Importantly, the team validated this finding in vivo in a mouse model of tularemia. For the first time, they described that bioactive IL-18 could be generated in vivo in a caspase-1-independent manner. They further showed that in this experimental system, IL-18 activates innate immune lymphocytes (NK cells) to produce IFN-γ. As this cytokine is the most important signal to fight against intracellular pathogen, this finding is important. These studies illustrate the robustness of the innate immune system, which has several parallel pathways to fight microbes, which have often evolve mechanisms to counteract specific innate immune pathways.
This last point was also illustrated by the researchers who discovered -in a work still in progress-a virulence factor of Francisella, which inhibits Toll-like Receptor 2 signaling (another innate immune signaling pathway).

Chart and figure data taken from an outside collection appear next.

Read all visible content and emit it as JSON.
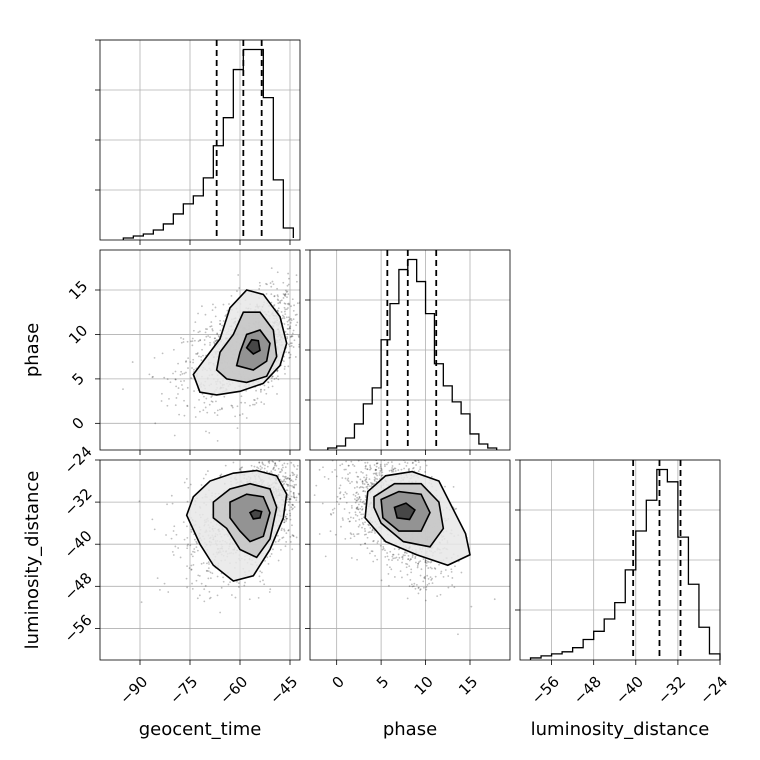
{
  "chart_data": {
    "type": "corner",
    "parameters": [
      "geocent_time",
      "phase",
      "luminosity_distance"
    ],
    "ranges": {
      "geocent_time": [
        -102,
        -42
      ],
      "phase": [
        -3,
        19.5
      ],
      "luminosity_distance": [
        -62,
        -24
      ]
    },
    "ticks": {
      "geocent_time": [
        -90,
        -75,
        -60,
        -45
      ],
      "phase": [
        0,
        5,
        10,
        15
      ],
      "luminosity_distance": [
        -56,
        -48,
        -40,
        -32,
        -24
      ]
    },
    "quantiles": {
      "geocent_time": [
        -67,
        -59,
        -53.5
      ],
      "phase": [
        5.7,
        8,
        11.2
      ],
      "luminosity_distance": [
        -40.5,
        -35.5,
        -31.5
      ]
    },
    "histograms": {
      "geocent_time": {
        "edges": [
          -95,
          -92,
          -89,
          -86,
          -83,
          -80,
          -77,
          -74,
          -71,
          -68,
          -65,
          -62,
          -59,
          -56,
          -53,
          -50,
          -47,
          -44
        ],
        "counts": [
          1,
          2,
          3,
          5,
          8,
          13,
          18,
          22,
          31,
          47,
          61,
          85,
          95,
          95,
          71,
          30,
          6,
          1
        ]
      },
      "phase": {
        "edges": [
          -1,
          0,
          1,
          2,
          3,
          4,
          5,
          6,
          7,
          8,
          9,
          10,
          11,
          12,
          13,
          14,
          15,
          16,
          17,
          18
        ],
        "counts": [
          1,
          2,
          6,
          13,
          23,
          31,
          55,
          73,
          90,
          95,
          84,
          68,
          43,
          32,
          24,
          18,
          8,
          3,
          1
        ]
      },
      "luminosity_distance": {
        "edges": [
          -60,
          -58,
          -56,
          -54,
          -52,
          -50,
          -48,
          -46,
          -44,
          -42,
          -40,
          -38,
          -36,
          -34,
          -32,
          -30,
          -28,
          -26,
          -24
        ],
        "counts": [
          1,
          2,
          3,
          4,
          6,
          10,
          14,
          20,
          28,
          44,
          63,
          78,
          93,
          87,
          60,
          37,
          16,
          3
        ]
      }
    },
    "pairs": [
      {
        "x": "geocent_time",
        "y": "phase",
        "mode": [
          -56,
          8.5
        ],
        "spread": [
          8,
          3
        ],
        "rho": 0.45,
        "contours": [
          [
            [
              -72,
              3.5
            ],
            [
              -67,
              3.2
            ],
            [
              -60,
              3.6
            ],
            [
              -53,
              4.5
            ],
            [
              -48,
              6.5
            ],
            [
              -46,
              9
            ],
            [
              -48,
              12
            ],
            [
              -53,
              14.5
            ],
            [
              -58,
              15
            ],
            [
              -63,
              13
            ],
            [
              -66,
              9.5
            ],
            [
              -70,
              7.5
            ],
            [
              -74,
              5.5
            ]
          ],
          [
            [
              -64,
              5
            ],
            [
              -58,
              4.6
            ],
            [
              -52,
              5.3
            ],
            [
              -49,
              7.5
            ],
            [
              -50,
              10.5
            ],
            [
              -54,
              12.5
            ],
            [
              -59,
              12.5
            ],
            [
              -62,
              10
            ],
            [
              -66,
              8
            ],
            [
              -67,
              6
            ]
          ],
          [
            [
              -61,
              6.5
            ],
            [
              -56,
              6
            ],
            [
              -52,
              7
            ],
            [
              -51,
              9
            ],
            [
              -54,
              10.5
            ],
            [
              -58,
              10
            ],
            [
              -60,
              8
            ]
          ],
          [
            [
              -58,
              8.5
            ],
            [
              -56,
              7.8
            ],
            [
              -54,
              8.2
            ],
            [
              -54.5,
              9.3
            ],
            [
              -56.5,
              9.4
            ]
          ]
        ]
      },
      {
        "x": "geocent_time",
        "y": "luminosity_distance",
        "mode": [
          -55,
          -34
        ],
        "spread": [
          8,
          6
        ],
        "rho": 0.45,
        "contours": [
          [
            [
              -76,
              -34.5
            ],
            [
              -74,
              -31
            ],
            [
              -69,
              -28
            ],
            [
              -62,
              -26.5
            ],
            [
              -55,
              -26
            ],
            [
              -49,
              -27
            ],
            [
              -46,
              -30.5
            ],
            [
              -47,
              -35
            ],
            [
              -51,
              -41
            ],
            [
              -56,
              -46
            ],
            [
              -62,
              -47
            ],
            [
              -68,
              -44
            ],
            [
              -72,
              -40
            ]
          ],
          [
            [
              -68,
              -32
            ],
            [
              -63,
              -29.5
            ],
            [
              -57,
              -28.5
            ],
            [
              -51,
              -29.5
            ],
            [
              -49,
              -33
            ],
            [
              -51,
              -39
            ],
            [
              -55,
              -42.5
            ],
            [
              -60,
              -41
            ],
            [
              -64,
              -37
            ],
            [
              -68,
              -35
            ]
          ],
          [
            [
              -63,
              -32
            ],
            [
              -58,
              -30.5
            ],
            [
              -53,
              -31
            ],
            [
              -51,
              -34
            ],
            [
              -53,
              -38.5
            ],
            [
              -57,
              -39.5
            ],
            [
              -60,
              -37.5
            ],
            [
              -63,
              -35
            ]
          ],
          [
            [
              -57,
              -34
            ],
            [
              -55.5,
              -33.5
            ],
            [
              -53.5,
              -33.8
            ],
            [
              -54,
              -35
            ],
            [
              -56,
              -35.2
            ]
          ]
        ]
      },
      {
        "x": "phase",
        "y": "luminosity_distance",
        "mode": [
          7.5,
          -34
        ],
        "spread": [
          3,
          6
        ],
        "rho": -0.45,
        "contours": [
          [
            [
              3.5,
              -30
            ],
            [
              5.5,
              -27
            ],
            [
              8.5,
              -26.2
            ],
            [
              11.5,
              -28
            ],
            [
              13,
              -33
            ],
            [
              14.5,
              -38
            ],
            [
              15,
              -42
            ],
            [
              12.5,
              -44
            ],
            [
              9,
              -42
            ],
            [
              5.5,
              -39.5
            ],
            [
              3.2,
              -35
            ]
          ],
          [
            [
              4.2,
              -31
            ],
            [
              6.5,
              -28.5
            ],
            [
              9.5,
              -28.5
            ],
            [
              11.5,
              -32
            ],
            [
              12,
              -37
            ],
            [
              10.5,
              -40.5
            ],
            [
              7.5,
              -39.5
            ],
            [
              5,
              -36
            ],
            [
              4.2,
              -33
            ]
          ],
          [
            [
              5,
              -31.5
            ],
            [
              7,
              -30
            ],
            [
              9.5,
              -30.5
            ],
            [
              10.5,
              -34
            ],
            [
              9.5,
              -37.5
            ],
            [
              7,
              -37.5
            ],
            [
              5.2,
              -35
            ]
          ],
          [
            [
              6.5,
              -33
            ],
            [
              7.8,
              -32.2
            ],
            [
              8.8,
              -33.5
            ],
            [
              8.2,
              -35.3
            ],
            [
              6.8,
              -35
            ]
          ]
        ]
      }
    ],
    "xlabels": [
      "geocent_time",
      "phase",
      "luminosity_distance"
    ],
    "ylabels": [
      "",
      "phase",
      "luminosity_distance"
    ],
    "grid": true
  }
}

The goal of this project (Re-integration grant) was also to re-integrate the researcher namely Thomas Henry-after a four years post-doctoral training in the USA- in the European scientific community and ensure the development of his research career. On these points, the project is also a success. Indeed Thomas Henry has obtained a permanent research position at Inserm. He is now leading an Inserm research team of 14 people in the Centre International de Recherche en Infectiologie. He has managed to attract excellent scientists. He obtained a number of grants (including an ERC starting grant) allowing him to sustain the research of his team and the employment of his staff members. In the 2011-2015 period, he has published 23 papers some in journal with high impact factors.
In addition to the transfer of knowledge associated with his publications and his communications in different research institutes and at several international conferences, Thomas Henry has been transferring his knowledge to students through teaching. In addition, he has been communicating on his science to the general public through publications of a book chapter and several reviews in French aimed at medical doctors or the general public.